Fabien Ribéry – Préface de « Aurores » aux Éditions Bessard, 2018
Dans son studio géant en plein air où il maîtrise l’espace, le temps et la lumière, Alain Laboile observe ses six enfants comme les insectes qu’il photographiait auparavant. Le soin qu’il porte aux arrières plans comme la superposition des actions dessinent une écriture photographique singulière. Souvent dépourvue de sujet central, il cherche à tout capturer dans une seule image. Sa photographie est celle de l’interaction, de la fragilité, du débordement. Il capte les moments de rien, l’imprévu comme le prévisible, l’épanouissement comme le débordement, l’imagination comme la banalité. Ses travellings poétiques mettent entre parenthèses le temps qui passe, la valse des nuages, l’envol des feuilles. Il travaille le matériau humble du quotidien comme la matière organique, en l’enchantant. C’est Alice qui prend le thé avec le lapin, Philémon descendant dans le puits qui le conduit vers un autre monde… Non décidément ce n’est pas le paradis, ni la vie rêvée des anges. C’est juste la vie, tout simplement la vie et rien d’autre.

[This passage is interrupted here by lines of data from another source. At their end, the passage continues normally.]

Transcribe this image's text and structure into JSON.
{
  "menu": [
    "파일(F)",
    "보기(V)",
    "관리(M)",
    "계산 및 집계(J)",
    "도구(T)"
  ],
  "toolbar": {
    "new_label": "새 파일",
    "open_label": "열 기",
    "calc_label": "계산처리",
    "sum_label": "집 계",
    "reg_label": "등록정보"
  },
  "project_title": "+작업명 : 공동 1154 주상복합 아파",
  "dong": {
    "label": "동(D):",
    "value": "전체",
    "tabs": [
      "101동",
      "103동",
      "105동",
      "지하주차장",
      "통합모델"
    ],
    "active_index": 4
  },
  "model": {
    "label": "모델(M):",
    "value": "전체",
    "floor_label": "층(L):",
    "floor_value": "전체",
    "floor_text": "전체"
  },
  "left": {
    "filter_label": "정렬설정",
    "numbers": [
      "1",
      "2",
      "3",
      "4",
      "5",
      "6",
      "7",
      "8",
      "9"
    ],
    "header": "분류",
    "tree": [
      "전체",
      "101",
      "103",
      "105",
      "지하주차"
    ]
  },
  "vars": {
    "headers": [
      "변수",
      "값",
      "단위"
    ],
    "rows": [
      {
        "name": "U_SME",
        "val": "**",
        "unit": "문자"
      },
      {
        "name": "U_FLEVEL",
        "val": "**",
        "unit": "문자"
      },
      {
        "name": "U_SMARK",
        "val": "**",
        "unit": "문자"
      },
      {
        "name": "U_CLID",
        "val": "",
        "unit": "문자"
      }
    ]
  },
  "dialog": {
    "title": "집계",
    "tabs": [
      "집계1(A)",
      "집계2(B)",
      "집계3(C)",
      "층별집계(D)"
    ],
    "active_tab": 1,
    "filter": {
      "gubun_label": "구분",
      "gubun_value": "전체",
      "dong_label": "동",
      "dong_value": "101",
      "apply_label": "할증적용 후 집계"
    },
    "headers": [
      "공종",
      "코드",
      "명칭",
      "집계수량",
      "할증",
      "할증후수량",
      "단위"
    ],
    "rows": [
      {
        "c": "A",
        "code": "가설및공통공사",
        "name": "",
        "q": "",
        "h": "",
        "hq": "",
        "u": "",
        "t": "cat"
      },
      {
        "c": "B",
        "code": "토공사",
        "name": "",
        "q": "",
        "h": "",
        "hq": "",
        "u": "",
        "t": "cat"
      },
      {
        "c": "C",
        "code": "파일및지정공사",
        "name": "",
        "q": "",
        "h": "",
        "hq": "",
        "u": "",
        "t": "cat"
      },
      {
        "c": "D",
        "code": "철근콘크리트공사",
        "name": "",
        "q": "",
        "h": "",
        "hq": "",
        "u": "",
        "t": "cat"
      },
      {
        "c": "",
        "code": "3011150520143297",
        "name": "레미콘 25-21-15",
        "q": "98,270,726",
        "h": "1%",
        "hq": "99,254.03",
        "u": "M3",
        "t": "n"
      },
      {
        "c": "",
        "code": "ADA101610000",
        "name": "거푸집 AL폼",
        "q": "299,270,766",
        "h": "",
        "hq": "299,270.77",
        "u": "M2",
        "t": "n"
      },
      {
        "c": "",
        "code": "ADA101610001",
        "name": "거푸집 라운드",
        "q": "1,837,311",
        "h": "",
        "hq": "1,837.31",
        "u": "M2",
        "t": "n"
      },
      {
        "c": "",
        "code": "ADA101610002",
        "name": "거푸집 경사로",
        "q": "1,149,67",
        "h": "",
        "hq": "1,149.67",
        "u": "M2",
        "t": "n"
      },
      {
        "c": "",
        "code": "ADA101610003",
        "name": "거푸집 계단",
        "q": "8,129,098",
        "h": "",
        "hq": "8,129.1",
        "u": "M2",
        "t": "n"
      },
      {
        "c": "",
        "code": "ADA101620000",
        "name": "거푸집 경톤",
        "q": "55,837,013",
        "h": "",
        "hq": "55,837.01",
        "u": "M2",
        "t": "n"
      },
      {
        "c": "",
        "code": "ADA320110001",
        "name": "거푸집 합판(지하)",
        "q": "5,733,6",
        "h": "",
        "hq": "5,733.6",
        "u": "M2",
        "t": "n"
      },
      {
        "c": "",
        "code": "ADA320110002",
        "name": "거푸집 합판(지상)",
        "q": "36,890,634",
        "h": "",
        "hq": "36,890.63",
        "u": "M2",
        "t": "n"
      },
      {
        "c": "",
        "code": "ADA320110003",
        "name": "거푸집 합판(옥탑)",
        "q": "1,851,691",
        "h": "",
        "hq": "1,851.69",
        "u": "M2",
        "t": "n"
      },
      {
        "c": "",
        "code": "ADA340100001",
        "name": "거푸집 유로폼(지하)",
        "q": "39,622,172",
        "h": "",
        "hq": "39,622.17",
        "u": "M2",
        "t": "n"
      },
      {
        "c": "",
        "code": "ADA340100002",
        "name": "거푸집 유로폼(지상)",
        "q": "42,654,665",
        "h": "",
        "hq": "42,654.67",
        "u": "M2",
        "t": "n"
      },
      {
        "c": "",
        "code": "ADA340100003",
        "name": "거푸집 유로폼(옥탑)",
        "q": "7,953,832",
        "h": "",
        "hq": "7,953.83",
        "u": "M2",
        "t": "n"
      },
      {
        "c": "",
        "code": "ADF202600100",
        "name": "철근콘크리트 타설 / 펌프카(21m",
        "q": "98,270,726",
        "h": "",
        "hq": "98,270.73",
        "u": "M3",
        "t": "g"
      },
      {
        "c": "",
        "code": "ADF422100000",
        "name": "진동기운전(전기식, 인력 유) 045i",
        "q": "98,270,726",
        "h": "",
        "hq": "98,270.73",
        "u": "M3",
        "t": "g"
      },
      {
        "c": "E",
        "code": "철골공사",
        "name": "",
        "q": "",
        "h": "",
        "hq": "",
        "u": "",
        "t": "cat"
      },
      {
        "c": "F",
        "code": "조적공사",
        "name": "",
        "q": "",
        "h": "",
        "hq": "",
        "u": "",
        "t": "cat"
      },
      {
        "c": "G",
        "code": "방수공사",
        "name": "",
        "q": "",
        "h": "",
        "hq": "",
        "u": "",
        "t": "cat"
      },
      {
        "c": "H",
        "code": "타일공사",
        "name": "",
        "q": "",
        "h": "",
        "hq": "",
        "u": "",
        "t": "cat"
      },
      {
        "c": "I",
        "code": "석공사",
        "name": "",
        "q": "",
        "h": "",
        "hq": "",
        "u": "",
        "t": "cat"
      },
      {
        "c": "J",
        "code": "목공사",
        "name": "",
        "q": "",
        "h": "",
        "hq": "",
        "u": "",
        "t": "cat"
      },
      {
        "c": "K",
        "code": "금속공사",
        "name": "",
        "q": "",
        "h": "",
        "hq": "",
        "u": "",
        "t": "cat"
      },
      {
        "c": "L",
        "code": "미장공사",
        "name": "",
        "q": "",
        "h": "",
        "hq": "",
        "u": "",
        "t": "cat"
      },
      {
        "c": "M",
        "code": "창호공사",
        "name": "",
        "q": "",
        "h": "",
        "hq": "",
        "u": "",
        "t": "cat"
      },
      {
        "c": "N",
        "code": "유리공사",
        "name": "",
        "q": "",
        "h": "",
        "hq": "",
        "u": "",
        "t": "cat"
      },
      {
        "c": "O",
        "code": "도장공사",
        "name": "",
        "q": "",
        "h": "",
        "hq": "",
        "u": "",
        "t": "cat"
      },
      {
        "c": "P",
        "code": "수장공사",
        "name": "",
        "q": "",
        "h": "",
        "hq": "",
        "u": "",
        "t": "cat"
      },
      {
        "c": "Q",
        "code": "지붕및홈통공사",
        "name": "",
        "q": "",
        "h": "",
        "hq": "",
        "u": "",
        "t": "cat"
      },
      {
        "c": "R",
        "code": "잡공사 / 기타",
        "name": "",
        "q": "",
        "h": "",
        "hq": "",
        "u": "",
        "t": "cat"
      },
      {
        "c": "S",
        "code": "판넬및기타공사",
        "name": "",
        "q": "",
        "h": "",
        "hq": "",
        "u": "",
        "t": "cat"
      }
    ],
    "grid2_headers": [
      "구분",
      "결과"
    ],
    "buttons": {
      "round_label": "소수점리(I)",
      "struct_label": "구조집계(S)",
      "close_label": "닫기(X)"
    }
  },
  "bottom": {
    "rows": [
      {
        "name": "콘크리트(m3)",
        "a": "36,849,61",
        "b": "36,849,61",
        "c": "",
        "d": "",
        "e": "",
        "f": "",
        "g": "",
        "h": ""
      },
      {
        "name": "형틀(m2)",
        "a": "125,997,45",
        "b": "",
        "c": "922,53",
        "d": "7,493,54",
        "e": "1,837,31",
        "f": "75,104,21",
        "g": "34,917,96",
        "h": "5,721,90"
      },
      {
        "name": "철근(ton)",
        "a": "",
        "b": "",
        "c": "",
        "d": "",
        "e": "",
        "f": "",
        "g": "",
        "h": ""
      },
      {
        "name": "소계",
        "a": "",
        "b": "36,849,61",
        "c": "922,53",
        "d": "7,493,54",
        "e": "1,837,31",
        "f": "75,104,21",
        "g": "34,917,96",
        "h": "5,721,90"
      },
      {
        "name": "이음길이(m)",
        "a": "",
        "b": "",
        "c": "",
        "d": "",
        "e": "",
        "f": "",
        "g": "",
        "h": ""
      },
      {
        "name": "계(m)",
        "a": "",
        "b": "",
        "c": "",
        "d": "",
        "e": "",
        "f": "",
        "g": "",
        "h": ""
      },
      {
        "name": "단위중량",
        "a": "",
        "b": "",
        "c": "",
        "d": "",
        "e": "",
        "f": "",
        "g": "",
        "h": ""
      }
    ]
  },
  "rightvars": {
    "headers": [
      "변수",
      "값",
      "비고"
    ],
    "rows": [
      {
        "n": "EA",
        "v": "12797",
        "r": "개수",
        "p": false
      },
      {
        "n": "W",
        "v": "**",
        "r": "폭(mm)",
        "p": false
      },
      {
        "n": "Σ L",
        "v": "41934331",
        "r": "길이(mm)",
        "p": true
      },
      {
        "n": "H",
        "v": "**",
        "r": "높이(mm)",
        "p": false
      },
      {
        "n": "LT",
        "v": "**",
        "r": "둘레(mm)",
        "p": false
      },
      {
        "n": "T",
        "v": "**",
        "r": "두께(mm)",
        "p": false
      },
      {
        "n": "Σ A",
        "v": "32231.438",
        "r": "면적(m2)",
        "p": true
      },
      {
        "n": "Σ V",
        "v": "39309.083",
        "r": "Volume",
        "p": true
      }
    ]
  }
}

Julie Guiyot-Corteville – Ex Conservatrice en chef du musée français de la Photographie.
Alain Laboile
Sculpteur, photographe et père de six enfants, Alain Laboile a entamé un album de famille en 2007, à l’âge de 39 ans. La série « La Famille » était au commencement son trésor intime. Ce photographe autodidacte qui ne possède qu’une photo de sa propre enfance, désirait simplement marquer le temps qui passe avec les siens. L’album de famille a rapidement franchi le cadre intime pour séduire la toile. Chaque jour, des dizaines de milliers d’internautes, dans le monde entier, attendent les nouvelles images de cette « tribu » française qui vit insolemment, au bord du monde. En décembre 2012, le New York Times célèbre le talent d’Alain Laboile. Les premières expositions suivent, d’abord au Japon et aux Etats-Unis, puis en France, lorsqu’en 2014 la série « La Famille » entre dans la collection du Musée français de la photographie, prenant désormais sa place dans la longue tradition de la photographie de famille.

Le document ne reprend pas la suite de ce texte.